Certo. Inchieste, incriminazioni, arresti sono i mezzi che hanno. Questo conferma che Crosetto ha informazioni precise.

Ha definito questo scontro di potere “inevitabile”. Perché?

Perché se hai strumenti di potere e ritieni che chi è al potere sia pericoloso per i tuoi convincimenti, per la tua posizione istituzionale e sociale, è quasi inevitabile che tu faccia tutto ciò che è in tuo potere per difendere te stesso e il tuo ambito.

Tutto normale?

Ovviamente no: il buon magistrato dovrebbe fare una scelta. Se resta in magistratura applica le leggi, se vuole fare lotta politica dovrebbe andarsene e farla fuori dalla magistratura.

Questa avversione di una parte della magistratura al Governo e alle sue scelte viene da una contrarietà alle riforme, come la separazione delle carriere?

Non credo sia un problema di riforme. Se uno si trova a fare il magistrato ed è convinto che in Italia stia tornando il fascismo, farà di tutto per evitarlo.

Questa è opposizione politica. Per di più con il potere delle manette.

Esatto. I magistrati non vogliono la separazione perché stravolgerebbe la loro attività professionale e le loro aspettative di carriera. Questo vale per tutte le correnti. Ma Crosetto si riferisce ad una componente specifica, dunque questo avvalora la mia interpretazione. Significa che l’avversione è politica.

Se i magistrati temono la separazione delle carriere, perché non dovrebbero opporsi a questa riforma?

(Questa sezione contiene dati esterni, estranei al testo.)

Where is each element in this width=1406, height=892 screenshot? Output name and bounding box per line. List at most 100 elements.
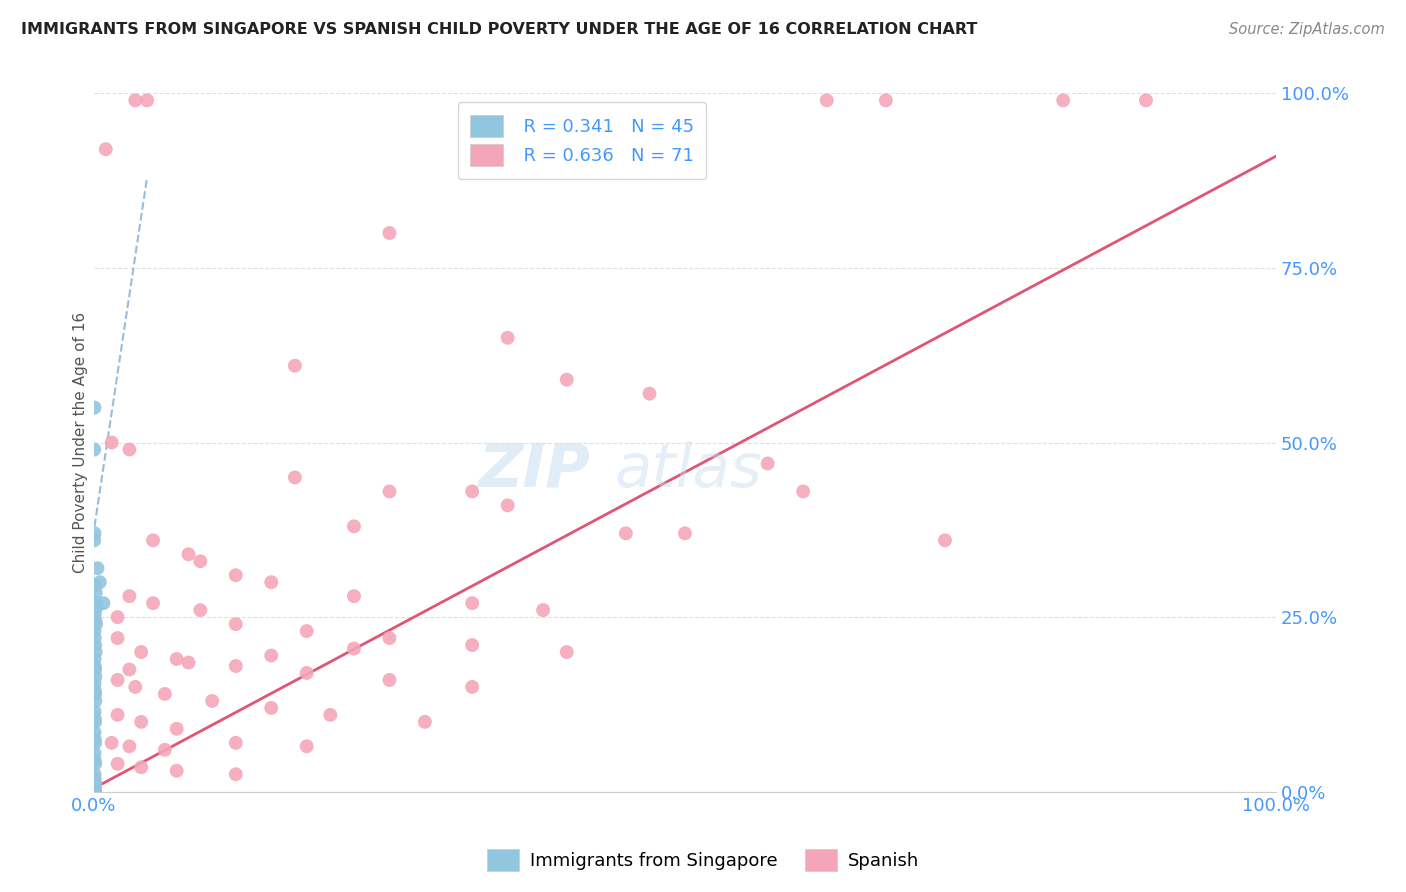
Point [201, 694, 224, 708]
Point [343, 519, 366, 533]
Point [118, 663, 141, 677]
Point [107, 610, 129, 624]
Point [225, 736, 247, 750]
Point [83, 772, 105, 786]
Point [100, 736, 122, 750]
Point [260, 648, 283, 663]
Point [83, 767, 105, 781]
Point [319, 707, 342, 722]
Point [260, 701, 283, 715]
Point [153, 687, 176, 701]
Point [260, 575, 283, 590]
Point [84, 714, 107, 729]
Point [673, 526, 696, 541]
Point [94, 142, 117, 156]
Point [124, 680, 146, 694]
Point [166, 722, 188, 736]
Point [756, 457, 779, 471]
Point [83, 631, 105, 645]
Point [815, 93, 838, 107]
Point [166, 652, 188, 666]
Point [496, 499, 519, 513]
Point [86, 561, 108, 575]
Point [83, 533, 105, 548]
Point [83, 746, 105, 760]
Point [177, 547, 200, 561]
Point [83, 732, 105, 747]
Point [188, 554, 211, 568]
Legend: Immigrants from Singapore, Spanish: Immigrants from Singapore, Spanish [479, 842, 927, 879]
Point [84, 614, 107, 628]
Point [1052, 93, 1074, 107]
Y-axis label: Child Poverty Under the Age of 16: Child Poverty Under the Age of 16 [73, 312, 87, 573]
Point [225, 767, 247, 781]
Point [225, 568, 247, 582]
Point [84, 687, 107, 701]
Point [84, 736, 107, 750]
Point [86, 599, 108, 614]
Point [188, 603, 211, 617]
Point [118, 739, 141, 754]
Point [83, 711, 105, 725]
Point [83, 526, 105, 541]
Point [84, 694, 107, 708]
Point [555, 373, 578, 387]
Point [378, 631, 401, 645]
Point [295, 624, 318, 638]
Point [177, 656, 200, 670]
Legend:   R = 0.341   N = 45,   R = 0.636   N = 71: R = 0.341 N = 45, R = 0.636 N = 71 [457, 103, 706, 179]
Point [378, 673, 401, 687]
Point [84, 756, 107, 771]
Point [107, 673, 129, 687]
Point [83, 652, 105, 666]
Point [84, 596, 107, 610]
Point [378, 484, 401, 499]
Point [83, 624, 105, 638]
Point [142, 596, 165, 610]
Point [225, 659, 247, 673]
Point [83, 781, 105, 796]
Point [84, 783, 107, 797]
Point [83, 607, 105, 621]
Point [107, 631, 129, 645]
Point [1135, 93, 1157, 107]
Point [461, 484, 484, 499]
Point [83, 683, 105, 698]
Point [496, 331, 519, 345]
Point [555, 645, 578, 659]
Point [84, 585, 107, 599]
Point [84, 638, 107, 652]
Point [129, 714, 152, 729]
Point [93, 596, 115, 610]
Point [83, 785, 105, 799]
Point [83, 705, 105, 719]
Point [84, 776, 107, 790]
Point [166, 764, 188, 778]
Point [343, 589, 366, 603]
Point [284, 470, 307, 484]
Point [100, 435, 122, 450]
Point [461, 638, 484, 652]
Point [83, 779, 105, 793]
Point [792, 484, 814, 499]
Point [84, 617, 107, 632]
Point [107, 707, 129, 722]
Point [136, 93, 159, 107]
Point [142, 533, 165, 548]
Text: IMMIGRANTS FROM SINGAPORE VS SPANISH CHILD POVERTY UNDER THE AGE OF 16 CORRELATI: IMMIGRANTS FROM SINGAPORE VS SPANISH CHI… [21, 22, 977, 37]
Point [934, 533, 956, 548]
Text: Source: ZipAtlas.com: Source: ZipAtlas.com [1229, 22, 1385, 37]
Point [83, 753, 105, 767]
Point [84, 663, 107, 677]
Point [295, 739, 318, 754]
Point [284, 359, 307, 373]
Point [84, 785, 107, 799]
Point [89, 575, 111, 590]
Point [83, 725, 105, 739]
Point [614, 526, 637, 541]
Point [461, 596, 484, 610]
Point [225, 617, 247, 632]
Point [83, 596, 105, 610]
Point [84, 579, 107, 593]
Point [378, 226, 401, 240]
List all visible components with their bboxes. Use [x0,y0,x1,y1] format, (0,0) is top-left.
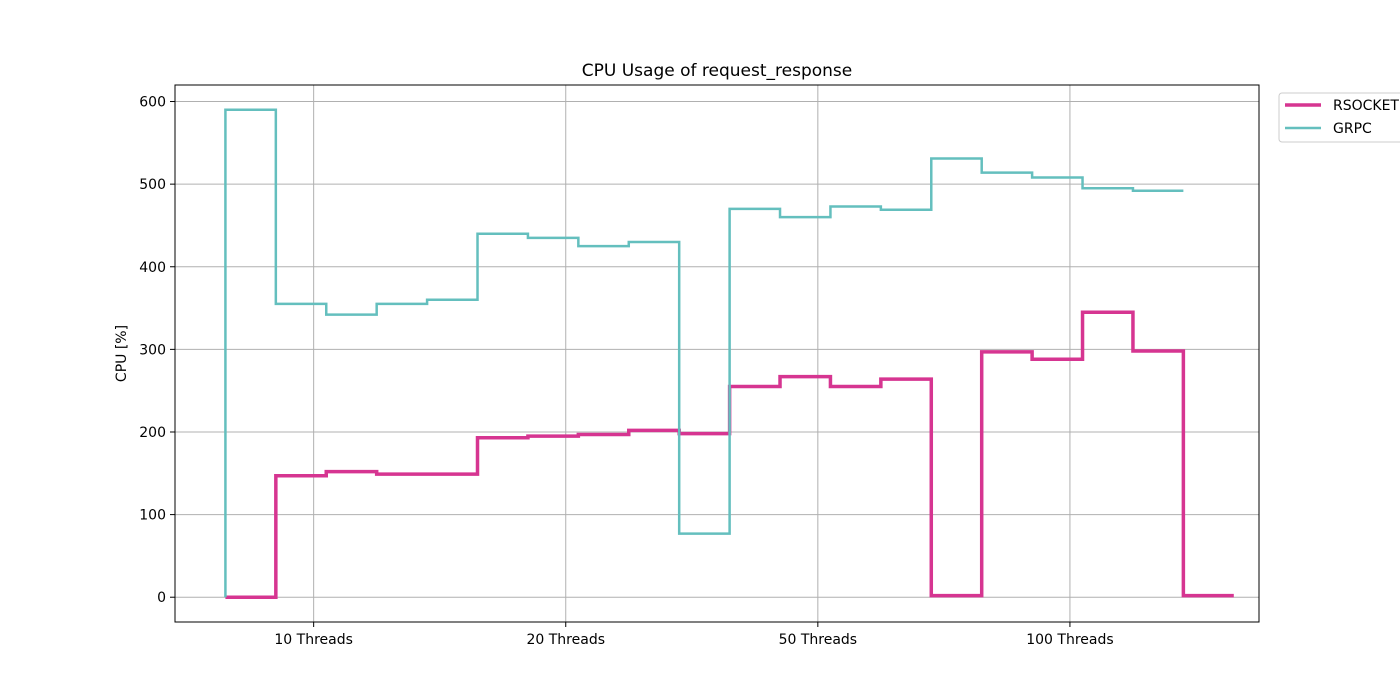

Non hanno ragione di temerla perché sanno già che non si farà. E non si farà perché il Governo, invece di farla con legge ordinaria, ha scelto la strada della riforma costituzionale, che vuol dire tempi lunghi e probabilmente referendum. Di fatto è stata messa da parte, dicendo che in questo momento ci sono cose più urgenti.

Lei cosa pensa?

Anch’io scommetterei che è un’ipotesi remota. Questo Governo, a dispetto degli annunci, non ha particolare interesse a fare la separazione delle carriere perché è un governo statalista, con venature autoritarie.

Faccio fatica a seguirla.

Separare le carriere potrebbe avere un senso per il Governo solo se pensasse di sottoporre poi i pubblici ministeri al potere politico. Il che avrebbe una sua logica, perché non ha senso un pubblico ministero parte che non risponde a nessuno sotto il profilo della politica criminale.

Cosa conclude?

O il Governo Meloni ha questo programma, e allora fa di tutto per realizzarlo; oppure, se non ha questo programma, neppure è disposto a crearsi problemi seri per fare una riforma che sul piano politico gli interessa relativamente poco. E la conferma, infatti, è che nessuno se ne sta occupando.

Dunque non crede che rallentare i cantieri promessi – dall’abuso d’ufficio all’ordinamento giudiziario – sia stata una scelta di gradualismo e di conciliazione verso la componente più refrattaria della magistratura?

Ho una lettura diversa. Con una strategia sicuramente intelligente, la Meloni ha presentato questo Governo come un Governo delle garanzie, forte della presenza due magistrati – Nordio e Mantovano – alla Giustizia e a Chigi, e preannunciando una serie di riforme fortemente garantiste che neanche Berlusconi è riuscito a fare. Dopodiché tutti i provvedimenti adottati finora sono andati in direzione opposta: introduzione di nuovi reati e aumenti delle pene. Di abuso d’ufficio non si parla più, la riforma dell’ordinamento giudiziario, separazione delle carriere in primis, risulta accantonata. In compenso la resistenza passiva adesso è un reato. Il programma era liberale, i fatti lo smentiscono.